Well, not more so than usual. On this day exactly, five years ago, mayor Job Cohen performed the first true gay marriages in the world; not registered partnerships or church marriages unrecognised by the state, but real honest marriages. With that the last remaining significant legal barrier to full acceptance of homosexuality was removed and gay people could finally enjoy all the rights straight couples had enjoyed
for centuries.
All of this may not make much difference with everyday acceptance, but even from a purely practical point of view, let alone a symbolic one, it was a huge step forward. As a married couple you do enjoy priviledges single people, in a longterm relationship or not, do not, for example in tax and inheritance law. This was already available for gay people through the earlier civil partnership, but that didn;t carry the huge symbolic weight marriage still has.
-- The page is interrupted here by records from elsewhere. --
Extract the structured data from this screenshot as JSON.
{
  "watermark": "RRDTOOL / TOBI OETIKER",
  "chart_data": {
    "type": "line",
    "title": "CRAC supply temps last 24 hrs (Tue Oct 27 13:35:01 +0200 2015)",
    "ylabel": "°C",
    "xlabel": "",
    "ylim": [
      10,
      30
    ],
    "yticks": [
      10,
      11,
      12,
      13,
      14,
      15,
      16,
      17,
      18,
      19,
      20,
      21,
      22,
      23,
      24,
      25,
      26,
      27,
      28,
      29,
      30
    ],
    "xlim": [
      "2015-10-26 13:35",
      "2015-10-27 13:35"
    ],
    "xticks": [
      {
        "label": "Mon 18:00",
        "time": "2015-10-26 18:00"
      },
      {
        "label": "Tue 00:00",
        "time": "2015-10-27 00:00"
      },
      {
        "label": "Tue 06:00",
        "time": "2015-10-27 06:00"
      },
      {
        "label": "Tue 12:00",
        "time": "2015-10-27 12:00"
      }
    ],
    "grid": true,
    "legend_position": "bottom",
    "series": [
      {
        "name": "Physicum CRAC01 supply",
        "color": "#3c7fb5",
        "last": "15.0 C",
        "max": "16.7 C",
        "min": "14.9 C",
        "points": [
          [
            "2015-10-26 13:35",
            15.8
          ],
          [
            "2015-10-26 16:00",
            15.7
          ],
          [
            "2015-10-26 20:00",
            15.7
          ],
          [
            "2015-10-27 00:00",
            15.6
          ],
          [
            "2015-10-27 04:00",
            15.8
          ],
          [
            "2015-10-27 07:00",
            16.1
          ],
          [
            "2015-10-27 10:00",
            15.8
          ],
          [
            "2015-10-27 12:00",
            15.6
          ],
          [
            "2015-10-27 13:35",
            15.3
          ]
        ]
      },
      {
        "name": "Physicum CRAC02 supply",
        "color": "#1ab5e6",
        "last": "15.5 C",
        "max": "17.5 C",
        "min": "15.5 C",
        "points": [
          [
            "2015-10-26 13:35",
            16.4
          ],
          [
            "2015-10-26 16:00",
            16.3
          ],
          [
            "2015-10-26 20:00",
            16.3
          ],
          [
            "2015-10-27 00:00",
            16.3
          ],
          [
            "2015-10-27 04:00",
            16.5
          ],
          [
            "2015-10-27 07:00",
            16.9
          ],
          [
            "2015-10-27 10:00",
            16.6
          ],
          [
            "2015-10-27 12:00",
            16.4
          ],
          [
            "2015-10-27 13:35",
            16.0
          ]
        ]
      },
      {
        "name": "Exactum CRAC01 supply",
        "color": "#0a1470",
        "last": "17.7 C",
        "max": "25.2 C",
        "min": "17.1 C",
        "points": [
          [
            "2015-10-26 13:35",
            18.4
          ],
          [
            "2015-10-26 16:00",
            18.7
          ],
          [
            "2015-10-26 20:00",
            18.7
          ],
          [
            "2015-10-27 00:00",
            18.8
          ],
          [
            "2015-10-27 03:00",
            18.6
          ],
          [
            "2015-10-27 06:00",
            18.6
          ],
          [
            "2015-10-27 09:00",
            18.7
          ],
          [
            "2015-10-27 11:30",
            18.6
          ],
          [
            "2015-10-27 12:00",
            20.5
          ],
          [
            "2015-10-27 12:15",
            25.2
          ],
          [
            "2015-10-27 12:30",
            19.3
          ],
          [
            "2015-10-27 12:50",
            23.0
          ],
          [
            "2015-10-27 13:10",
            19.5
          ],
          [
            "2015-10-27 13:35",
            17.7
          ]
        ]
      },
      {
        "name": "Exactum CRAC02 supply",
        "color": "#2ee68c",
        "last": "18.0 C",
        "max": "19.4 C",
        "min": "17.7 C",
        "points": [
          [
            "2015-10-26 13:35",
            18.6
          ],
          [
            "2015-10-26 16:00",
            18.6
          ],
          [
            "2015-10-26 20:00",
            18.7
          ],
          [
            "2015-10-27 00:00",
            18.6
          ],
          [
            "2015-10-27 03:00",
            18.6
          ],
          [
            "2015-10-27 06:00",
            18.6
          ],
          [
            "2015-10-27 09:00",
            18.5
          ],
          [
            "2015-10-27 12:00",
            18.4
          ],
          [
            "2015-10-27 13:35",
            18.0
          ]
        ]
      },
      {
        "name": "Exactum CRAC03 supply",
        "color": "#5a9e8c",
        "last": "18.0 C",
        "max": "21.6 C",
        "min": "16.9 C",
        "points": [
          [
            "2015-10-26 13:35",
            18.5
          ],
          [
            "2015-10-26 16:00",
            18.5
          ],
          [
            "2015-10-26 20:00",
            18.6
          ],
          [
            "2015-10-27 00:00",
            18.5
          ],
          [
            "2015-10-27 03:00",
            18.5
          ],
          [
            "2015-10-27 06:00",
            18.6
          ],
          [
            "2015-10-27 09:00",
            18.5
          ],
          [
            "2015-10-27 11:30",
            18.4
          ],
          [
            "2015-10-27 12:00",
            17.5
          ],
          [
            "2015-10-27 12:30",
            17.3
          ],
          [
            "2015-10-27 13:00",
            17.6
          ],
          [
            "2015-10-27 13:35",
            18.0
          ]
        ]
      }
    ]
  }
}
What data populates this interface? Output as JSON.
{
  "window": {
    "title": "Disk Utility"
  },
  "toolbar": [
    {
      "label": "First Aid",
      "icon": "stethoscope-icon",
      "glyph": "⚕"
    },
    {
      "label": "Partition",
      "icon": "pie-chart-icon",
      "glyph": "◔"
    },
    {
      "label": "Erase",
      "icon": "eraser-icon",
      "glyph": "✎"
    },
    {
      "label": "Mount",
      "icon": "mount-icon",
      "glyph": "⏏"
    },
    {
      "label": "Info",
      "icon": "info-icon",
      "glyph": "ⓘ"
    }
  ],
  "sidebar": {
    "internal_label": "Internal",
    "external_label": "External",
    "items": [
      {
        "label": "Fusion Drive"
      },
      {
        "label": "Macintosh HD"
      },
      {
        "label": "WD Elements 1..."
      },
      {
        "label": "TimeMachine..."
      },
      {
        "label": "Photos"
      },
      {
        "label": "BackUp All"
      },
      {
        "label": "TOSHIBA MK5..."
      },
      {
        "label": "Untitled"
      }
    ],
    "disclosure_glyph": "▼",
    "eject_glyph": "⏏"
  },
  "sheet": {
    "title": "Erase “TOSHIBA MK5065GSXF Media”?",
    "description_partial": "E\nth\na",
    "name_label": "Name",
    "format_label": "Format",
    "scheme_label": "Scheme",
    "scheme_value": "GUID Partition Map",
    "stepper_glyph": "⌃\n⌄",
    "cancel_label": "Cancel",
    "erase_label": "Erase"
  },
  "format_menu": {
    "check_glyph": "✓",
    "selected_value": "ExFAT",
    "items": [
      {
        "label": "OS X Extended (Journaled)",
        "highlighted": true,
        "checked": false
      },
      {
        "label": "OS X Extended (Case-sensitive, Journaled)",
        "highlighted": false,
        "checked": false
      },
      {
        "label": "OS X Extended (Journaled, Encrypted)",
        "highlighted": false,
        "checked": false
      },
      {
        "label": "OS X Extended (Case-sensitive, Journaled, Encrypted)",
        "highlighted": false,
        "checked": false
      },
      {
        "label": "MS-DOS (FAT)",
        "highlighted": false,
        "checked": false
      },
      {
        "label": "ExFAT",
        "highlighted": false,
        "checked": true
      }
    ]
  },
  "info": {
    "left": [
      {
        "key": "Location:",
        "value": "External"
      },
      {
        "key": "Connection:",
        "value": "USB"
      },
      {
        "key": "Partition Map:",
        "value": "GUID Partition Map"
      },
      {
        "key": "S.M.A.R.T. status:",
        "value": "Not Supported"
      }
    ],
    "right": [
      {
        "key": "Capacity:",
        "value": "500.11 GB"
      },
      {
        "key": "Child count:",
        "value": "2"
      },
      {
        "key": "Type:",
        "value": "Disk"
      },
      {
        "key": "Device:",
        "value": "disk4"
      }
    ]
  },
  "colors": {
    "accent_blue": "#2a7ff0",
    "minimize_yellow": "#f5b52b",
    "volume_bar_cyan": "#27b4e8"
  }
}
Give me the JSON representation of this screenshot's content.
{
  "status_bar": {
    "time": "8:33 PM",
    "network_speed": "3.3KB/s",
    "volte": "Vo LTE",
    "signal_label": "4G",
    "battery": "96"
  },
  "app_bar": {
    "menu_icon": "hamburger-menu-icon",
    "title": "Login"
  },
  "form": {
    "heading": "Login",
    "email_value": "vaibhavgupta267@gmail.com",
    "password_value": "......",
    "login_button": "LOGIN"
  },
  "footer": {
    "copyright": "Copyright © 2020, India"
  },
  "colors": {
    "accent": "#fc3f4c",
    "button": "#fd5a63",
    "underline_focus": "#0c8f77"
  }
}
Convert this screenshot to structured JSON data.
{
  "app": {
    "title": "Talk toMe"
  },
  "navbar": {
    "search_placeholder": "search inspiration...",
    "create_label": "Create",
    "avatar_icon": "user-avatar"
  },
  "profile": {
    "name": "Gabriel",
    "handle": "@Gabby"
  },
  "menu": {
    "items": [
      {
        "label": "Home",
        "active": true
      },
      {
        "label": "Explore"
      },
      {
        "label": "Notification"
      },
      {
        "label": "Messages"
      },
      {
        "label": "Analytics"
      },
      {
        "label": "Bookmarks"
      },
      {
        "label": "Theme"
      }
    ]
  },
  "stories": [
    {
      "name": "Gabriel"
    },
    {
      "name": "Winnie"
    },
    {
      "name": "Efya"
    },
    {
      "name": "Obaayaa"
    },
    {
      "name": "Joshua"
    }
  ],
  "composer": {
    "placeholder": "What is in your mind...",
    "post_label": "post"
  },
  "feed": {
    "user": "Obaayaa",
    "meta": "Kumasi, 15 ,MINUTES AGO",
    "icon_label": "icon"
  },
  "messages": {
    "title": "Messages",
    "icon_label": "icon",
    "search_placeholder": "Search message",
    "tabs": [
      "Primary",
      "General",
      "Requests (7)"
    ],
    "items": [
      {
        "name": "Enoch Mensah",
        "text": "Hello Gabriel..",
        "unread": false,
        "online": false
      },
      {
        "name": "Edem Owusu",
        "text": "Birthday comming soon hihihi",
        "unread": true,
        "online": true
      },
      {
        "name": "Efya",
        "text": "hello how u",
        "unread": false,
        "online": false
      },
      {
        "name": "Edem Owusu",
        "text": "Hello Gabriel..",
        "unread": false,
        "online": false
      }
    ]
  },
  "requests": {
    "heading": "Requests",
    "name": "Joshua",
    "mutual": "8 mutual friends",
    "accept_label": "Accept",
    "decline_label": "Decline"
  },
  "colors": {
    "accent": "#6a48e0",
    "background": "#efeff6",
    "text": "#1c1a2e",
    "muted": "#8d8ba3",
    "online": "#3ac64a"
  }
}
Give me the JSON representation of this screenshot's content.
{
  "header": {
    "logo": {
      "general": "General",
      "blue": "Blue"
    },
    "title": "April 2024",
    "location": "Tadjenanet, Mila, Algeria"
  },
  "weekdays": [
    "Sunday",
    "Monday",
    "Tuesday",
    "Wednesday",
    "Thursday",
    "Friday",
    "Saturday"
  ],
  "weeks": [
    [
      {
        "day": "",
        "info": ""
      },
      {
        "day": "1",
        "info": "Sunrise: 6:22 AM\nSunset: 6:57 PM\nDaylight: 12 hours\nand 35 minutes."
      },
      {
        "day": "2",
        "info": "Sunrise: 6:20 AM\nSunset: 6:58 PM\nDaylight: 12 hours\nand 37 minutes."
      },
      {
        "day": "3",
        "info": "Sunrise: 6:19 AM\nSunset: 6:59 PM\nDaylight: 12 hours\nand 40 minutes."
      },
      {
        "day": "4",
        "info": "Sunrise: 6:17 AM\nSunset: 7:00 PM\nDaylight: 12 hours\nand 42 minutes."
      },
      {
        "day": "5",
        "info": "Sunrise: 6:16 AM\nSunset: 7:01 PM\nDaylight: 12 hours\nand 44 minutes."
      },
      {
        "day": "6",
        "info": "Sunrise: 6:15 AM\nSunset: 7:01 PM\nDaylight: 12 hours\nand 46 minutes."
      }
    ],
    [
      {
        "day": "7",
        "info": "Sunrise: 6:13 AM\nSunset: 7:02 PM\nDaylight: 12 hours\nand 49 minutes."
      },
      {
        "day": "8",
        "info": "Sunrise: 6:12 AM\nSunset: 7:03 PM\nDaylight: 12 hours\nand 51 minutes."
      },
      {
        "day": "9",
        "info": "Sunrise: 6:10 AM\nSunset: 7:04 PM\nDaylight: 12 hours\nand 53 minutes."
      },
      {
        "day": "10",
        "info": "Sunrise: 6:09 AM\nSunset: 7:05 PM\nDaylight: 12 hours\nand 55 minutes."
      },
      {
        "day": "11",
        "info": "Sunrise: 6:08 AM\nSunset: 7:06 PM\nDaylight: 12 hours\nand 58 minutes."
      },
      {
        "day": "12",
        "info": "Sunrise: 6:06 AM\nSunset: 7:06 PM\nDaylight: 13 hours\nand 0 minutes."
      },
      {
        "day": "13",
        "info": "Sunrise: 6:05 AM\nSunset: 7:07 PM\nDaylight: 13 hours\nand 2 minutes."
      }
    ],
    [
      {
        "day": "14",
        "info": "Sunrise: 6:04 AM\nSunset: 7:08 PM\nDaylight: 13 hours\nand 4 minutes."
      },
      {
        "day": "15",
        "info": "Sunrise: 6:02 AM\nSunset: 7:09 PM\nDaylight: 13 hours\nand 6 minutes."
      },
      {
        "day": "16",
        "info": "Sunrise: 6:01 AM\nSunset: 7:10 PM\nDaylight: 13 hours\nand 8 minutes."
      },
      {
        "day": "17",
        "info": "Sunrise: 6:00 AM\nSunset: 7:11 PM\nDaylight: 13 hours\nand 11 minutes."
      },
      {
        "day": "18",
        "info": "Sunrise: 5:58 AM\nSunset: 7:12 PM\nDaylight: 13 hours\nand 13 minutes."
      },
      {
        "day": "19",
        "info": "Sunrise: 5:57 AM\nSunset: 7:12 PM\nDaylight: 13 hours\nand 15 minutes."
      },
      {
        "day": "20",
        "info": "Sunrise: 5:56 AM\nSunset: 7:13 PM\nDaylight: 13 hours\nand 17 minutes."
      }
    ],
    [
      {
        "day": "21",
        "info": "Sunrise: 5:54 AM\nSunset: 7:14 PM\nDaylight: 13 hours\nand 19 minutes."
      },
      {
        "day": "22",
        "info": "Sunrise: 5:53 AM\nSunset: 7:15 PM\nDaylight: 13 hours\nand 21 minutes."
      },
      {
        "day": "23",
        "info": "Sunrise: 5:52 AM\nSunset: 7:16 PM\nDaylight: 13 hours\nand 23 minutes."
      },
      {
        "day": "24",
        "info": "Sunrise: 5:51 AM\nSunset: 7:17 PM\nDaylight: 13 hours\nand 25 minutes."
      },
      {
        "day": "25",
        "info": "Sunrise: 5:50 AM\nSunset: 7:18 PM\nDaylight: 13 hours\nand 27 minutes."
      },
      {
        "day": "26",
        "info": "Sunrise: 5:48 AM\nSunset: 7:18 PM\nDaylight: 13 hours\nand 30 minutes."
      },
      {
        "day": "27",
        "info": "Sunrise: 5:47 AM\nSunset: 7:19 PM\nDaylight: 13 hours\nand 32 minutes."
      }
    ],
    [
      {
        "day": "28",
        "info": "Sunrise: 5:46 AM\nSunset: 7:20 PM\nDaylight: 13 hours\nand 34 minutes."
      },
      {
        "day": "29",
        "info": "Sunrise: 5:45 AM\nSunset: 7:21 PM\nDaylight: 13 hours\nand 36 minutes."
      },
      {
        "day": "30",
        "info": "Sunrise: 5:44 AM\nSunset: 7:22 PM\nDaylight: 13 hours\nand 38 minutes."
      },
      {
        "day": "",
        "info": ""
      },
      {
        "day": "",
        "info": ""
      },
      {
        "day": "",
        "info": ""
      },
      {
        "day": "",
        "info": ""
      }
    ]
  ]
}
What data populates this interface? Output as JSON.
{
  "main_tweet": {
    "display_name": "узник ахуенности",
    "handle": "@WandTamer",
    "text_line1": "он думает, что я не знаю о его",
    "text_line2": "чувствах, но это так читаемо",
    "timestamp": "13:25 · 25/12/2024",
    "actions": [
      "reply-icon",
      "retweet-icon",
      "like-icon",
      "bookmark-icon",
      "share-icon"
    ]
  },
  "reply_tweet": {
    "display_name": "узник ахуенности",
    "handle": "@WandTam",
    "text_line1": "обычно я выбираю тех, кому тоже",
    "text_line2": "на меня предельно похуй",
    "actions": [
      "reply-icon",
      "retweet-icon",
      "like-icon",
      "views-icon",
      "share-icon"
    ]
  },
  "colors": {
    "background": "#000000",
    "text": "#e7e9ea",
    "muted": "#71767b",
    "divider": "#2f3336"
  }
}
So said some of the gay couples interviewed in the Amsterdam weekly this week that being married helped a lot in the acceptance of their family, as that makes it easier for their family to see their relationship as real and serious.
It’s not a subject I daily think about, but I have to say I am quite proud of my country for being the first to recognise gay marriage, though I’d wish it had done so earlier. It’s about the last true gesture of tolerance, we’ve had here, before the Long Night of Fortuyn, Balkenende, van Gogh, Wilders and Verdonk started.